Today, more on the start of the great American bankster hunt. America’s tort bar, finally has a bankster wrongdoing issue American jurors can understand. By the time America’s great bankster hunt is over, banksters will be hanging from lampposts all over America. The UK’s banksters are especially vulnerable, due to a lopsided extradition treaty with America, and a European Arrest Warrant that leaves little old ladies rotting in Europe’s jails for jaywalking. Welcome to the 18th century, 21st century style.

As usual, America revels in excess. Besides, it’s probably easier to bang up Europe’s banksters than Wall Street ones, where the banksters and squids might have something on the tort bar.

“Are you now, or have you ever been a member of the bankster class.”

With apologies to Senator Joseph McCarthy.

Almost everyone goes mental about Libor

FT Alphaville
As last week was dominated by holidays and the Supreme Court’s healthcare ruling in the US, it’s taken a little longer than usual for some of the econoblogopunditsphere there to get really fired up about the Libor scandal. But it’s well and truly happening now.

First up Nouriel Roubini, who says things have become worse since then financial crisis: the TBTF banks are bigger, along with their conflicts of interest. Our (rough) transcript of one part follows:

Q: Do you think some criminal sanctions should be – should happen against those banks?

A: They should occur because no-one has gone in jail since the global financial crisis, for any of these things, the banks do things that are illegal, at best a slap on them, a fine. (If) some people end up in jail maybe that will teach a lesson to somebody, yeah – or somebody hang in the streets.

----Understandably, the US writers have tended to focus on the role of Wall Street banks in fixing Libor — and by extension, the systemic problems that it reveals. The problem in tackling it from that angle is that it’s not yet completely clear which other banks were engaged in the same activity and to what degree there was collusion.

Yves Smith takes aim at The Economist — despite its dramatic “Banksters” cover, she says the newspaper’s prescription is too mild:

The dangers of this are obvious. Popular fury and class- action suits are seldom a good starting point for new rules. Yet despite the risks of banker-bashing, a clean-up is in order, for the banking industry’s credibility is shot, and without trust neither the business nor the clients it serves can prosper….

To which Smith responds:
Translation: don’t do too much while tempers are hot. Yet this stance also happens to be the one used again and again by incumbents and lobbyists: drag out discussions of what to do until the public’s attention has moved elsewhere.

She adds that the outrage in the UK is partly spurred on by the regularity and casualness of the deceit; and also the pervasiveness:

It correctly points to the way it has become normal for bankers to cheat every way possible to pad their wallets. Bid rigging and collusion are appallingly widespread.

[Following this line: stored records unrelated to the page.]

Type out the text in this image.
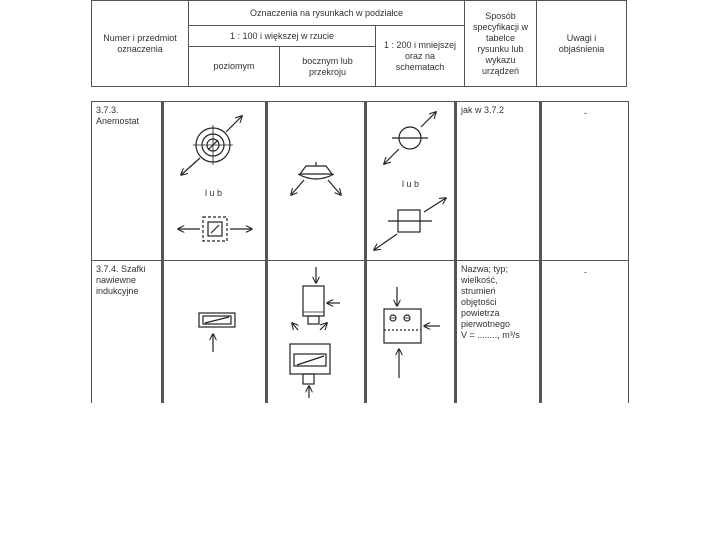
Numer i przedmiot oznaczenia
Oznaczenia na rysunkach w podziałce
1 : 100 i większej w rzucie
poziomym
bocznym lub przekroju
1 : 200 i mniejszej oraz na schematach
Sposób specyfikacji w tabelce rysunku lub wykazu urządzeń
Uwagi i objaśnienia
3.7.3. Anemostat
jak w 3.7.2	-
3.7.4. Szafki nawiewne indukcyjne
Nazwa; typ;
wielkość,
strumień
objętości
powietrza
pierwotnego
V = ........, m³/s
-
l u b
l u b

Robert Reich also picks up on that collusion theme, writing on Business Insider that this is the “Wall Street Scandal Of All Scandals” and is “insider trading on a gigantic scale”:

There are really two different Libor scandals. One has to do with a period just before the financial crisis, around 2007, when Barclays and other banks submitted fake Libor rates lower than the banks’ actual borrowing costs in order to disguise how much trouble they were in. This was bad enough. Had the world known then, action might have been taken earlier to diminish the impact of the near financial meltdown of 2008.

But the other scandal is even worse. It involves a more general practice, starting around 2005 and continuing until – who knows? it might still be going on — to rig the Libor in whatever way necessary to assure the banks’ bets on derivatives would be profitable.
This is insider trading on a gigantic scale. It makes the bankers winners and the rest of us – whose money they’ve used for to make their bets – losers and chumps.
More

 

“The penalty for laughing in a courtroom is six months in jail; if it were not for this penalty, the jury would never hear the evidence.”

H. L. Mencken.

The monthly Coppock Indicators finished June:
DJIA: +63 Down. NASDAQ: +71 Down. SP500: +41 Down. All three indicators remain down but downward momentum seems stalled.